How to measure Lead-to-Customer Conversion Rate: The benchmark data vary based on industry, but the standard for law firms is about 5-15%. 

Social Media Engagement 

The Hispanic population uses social media platforms (such as Facebook, Instagram, and Snapchat) to connect to brands and find trusted services. These sites are oftentimes considered the top of the sales funnel because they’re used for primary research to review products and services. 

Having thousands of followers on these platforms isn’t enough. You need to ensure that your community is actually engaging with your posts in order to amplify your digital marketing efforts. Hone in on how many people are interacting with your posts, as well as who these people are. Respond to comments and strike up conversations with people who are inquiring about your services. Boosting engagement will make your posts more visible to a greater audience. 

How to measure social media engagement: This varies based on the social platform. For Facebook, you can easily measure clicks, likes, shares, and comments. On Instagram, you can measure likes, comments, and saved posts. On Twitter, monitor retweets, replies, and favorites. 

Website Conversion Rate

You spend a lot of time and effort trying to drive traffic to your site. But are people actually completing the actions you want them to take?
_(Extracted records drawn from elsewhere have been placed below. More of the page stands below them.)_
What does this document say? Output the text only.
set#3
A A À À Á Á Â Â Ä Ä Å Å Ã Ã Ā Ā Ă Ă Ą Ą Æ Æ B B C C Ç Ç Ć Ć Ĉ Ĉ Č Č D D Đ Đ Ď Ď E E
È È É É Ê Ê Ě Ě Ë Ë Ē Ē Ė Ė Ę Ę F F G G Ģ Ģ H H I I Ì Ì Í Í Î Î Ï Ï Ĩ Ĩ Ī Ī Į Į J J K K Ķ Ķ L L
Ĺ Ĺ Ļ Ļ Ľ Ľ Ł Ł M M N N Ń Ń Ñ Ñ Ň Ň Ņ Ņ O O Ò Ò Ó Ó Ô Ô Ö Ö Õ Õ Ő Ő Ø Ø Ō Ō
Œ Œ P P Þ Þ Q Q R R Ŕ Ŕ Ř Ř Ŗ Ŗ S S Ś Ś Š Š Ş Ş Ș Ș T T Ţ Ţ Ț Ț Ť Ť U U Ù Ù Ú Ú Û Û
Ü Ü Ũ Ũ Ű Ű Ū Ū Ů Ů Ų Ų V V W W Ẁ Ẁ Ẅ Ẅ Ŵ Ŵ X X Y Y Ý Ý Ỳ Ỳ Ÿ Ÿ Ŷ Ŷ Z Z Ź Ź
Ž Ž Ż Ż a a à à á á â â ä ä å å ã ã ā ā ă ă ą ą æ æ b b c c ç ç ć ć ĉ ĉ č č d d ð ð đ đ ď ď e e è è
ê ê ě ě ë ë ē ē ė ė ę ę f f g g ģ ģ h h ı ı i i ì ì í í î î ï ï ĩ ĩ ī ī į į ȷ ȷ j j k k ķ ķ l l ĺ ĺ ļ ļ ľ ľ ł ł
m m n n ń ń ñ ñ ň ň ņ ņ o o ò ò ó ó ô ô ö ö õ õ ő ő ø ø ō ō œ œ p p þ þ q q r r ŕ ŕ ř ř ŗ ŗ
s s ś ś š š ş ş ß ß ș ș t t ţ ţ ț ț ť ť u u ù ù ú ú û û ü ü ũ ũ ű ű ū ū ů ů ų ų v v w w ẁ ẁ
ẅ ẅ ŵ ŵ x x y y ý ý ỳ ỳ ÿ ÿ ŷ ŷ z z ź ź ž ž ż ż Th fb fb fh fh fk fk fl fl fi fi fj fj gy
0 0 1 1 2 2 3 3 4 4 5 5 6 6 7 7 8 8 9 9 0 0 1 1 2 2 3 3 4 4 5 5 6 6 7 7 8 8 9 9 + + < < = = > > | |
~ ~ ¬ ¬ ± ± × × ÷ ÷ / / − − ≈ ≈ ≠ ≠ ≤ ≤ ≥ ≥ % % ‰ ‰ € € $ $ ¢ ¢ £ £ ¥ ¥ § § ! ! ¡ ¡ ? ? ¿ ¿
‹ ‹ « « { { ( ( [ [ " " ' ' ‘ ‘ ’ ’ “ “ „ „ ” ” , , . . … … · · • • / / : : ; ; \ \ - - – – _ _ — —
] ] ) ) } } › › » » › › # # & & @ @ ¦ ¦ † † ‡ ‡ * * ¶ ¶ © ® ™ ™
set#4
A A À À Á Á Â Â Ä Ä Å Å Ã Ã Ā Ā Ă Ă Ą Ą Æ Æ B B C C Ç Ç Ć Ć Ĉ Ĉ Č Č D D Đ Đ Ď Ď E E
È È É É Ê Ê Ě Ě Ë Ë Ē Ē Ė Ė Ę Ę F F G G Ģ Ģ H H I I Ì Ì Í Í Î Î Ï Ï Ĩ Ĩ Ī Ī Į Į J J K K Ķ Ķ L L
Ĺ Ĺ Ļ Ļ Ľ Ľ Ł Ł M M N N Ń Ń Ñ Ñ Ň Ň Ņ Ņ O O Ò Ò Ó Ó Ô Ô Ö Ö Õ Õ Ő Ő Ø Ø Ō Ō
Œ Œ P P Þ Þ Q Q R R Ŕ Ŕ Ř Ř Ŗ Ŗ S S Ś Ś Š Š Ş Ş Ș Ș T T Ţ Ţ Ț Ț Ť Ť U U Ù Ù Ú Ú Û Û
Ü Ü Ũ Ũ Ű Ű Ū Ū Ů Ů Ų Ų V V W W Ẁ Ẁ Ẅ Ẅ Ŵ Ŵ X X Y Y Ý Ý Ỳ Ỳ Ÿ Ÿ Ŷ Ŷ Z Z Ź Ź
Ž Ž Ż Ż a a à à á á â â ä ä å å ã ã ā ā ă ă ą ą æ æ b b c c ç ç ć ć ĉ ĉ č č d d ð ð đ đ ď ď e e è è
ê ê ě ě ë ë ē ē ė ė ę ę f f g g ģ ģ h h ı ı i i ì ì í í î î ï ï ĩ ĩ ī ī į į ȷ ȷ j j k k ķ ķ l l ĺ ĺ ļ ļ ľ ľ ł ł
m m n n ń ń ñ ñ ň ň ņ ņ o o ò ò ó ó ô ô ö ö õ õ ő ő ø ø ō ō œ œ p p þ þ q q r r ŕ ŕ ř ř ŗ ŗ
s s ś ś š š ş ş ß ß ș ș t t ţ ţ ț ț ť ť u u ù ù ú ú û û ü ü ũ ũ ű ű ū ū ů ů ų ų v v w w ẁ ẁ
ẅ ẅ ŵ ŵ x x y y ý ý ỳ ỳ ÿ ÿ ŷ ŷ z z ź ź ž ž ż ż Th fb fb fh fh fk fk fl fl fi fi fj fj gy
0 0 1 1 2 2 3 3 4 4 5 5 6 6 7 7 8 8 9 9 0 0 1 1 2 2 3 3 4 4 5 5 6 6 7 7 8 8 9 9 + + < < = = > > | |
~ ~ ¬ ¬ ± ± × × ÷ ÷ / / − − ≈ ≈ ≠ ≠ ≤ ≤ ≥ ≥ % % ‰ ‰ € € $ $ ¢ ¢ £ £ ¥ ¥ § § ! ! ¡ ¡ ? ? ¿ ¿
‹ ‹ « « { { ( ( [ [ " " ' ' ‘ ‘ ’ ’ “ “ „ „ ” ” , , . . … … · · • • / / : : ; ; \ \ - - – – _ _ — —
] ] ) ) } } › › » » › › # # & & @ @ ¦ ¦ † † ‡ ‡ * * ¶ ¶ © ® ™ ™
Whether that be to sign up for a consultation or provide their email address, it’s important to measure whether or not your website is actually converting. These analyses can show you areas of improvement on your site or opportunities to A/B landing pages to see which is most effective. 

How to measure Website Conversion Rate: You first have to qualify what a conversion means to you (email addresses, consultations, etc.). Once you figure that out, set up a landing page visitors will only fall on after they’ve converted. The trick is to ensure that no other traffic can infiltrate these pages and skew your data. 

Wrapping Up

In essence, you can measure anything and everything that matters to your firm. But before you get deep into the numbers, it’s important to understand what you’re measuring and why. 

Don’t get too wrapped up in trivial data entry, either. Save time by automating as many processes as possible and setting up routine reports. 

We hope these key metrics are helpful to you and strengthen your digital marketing strategy!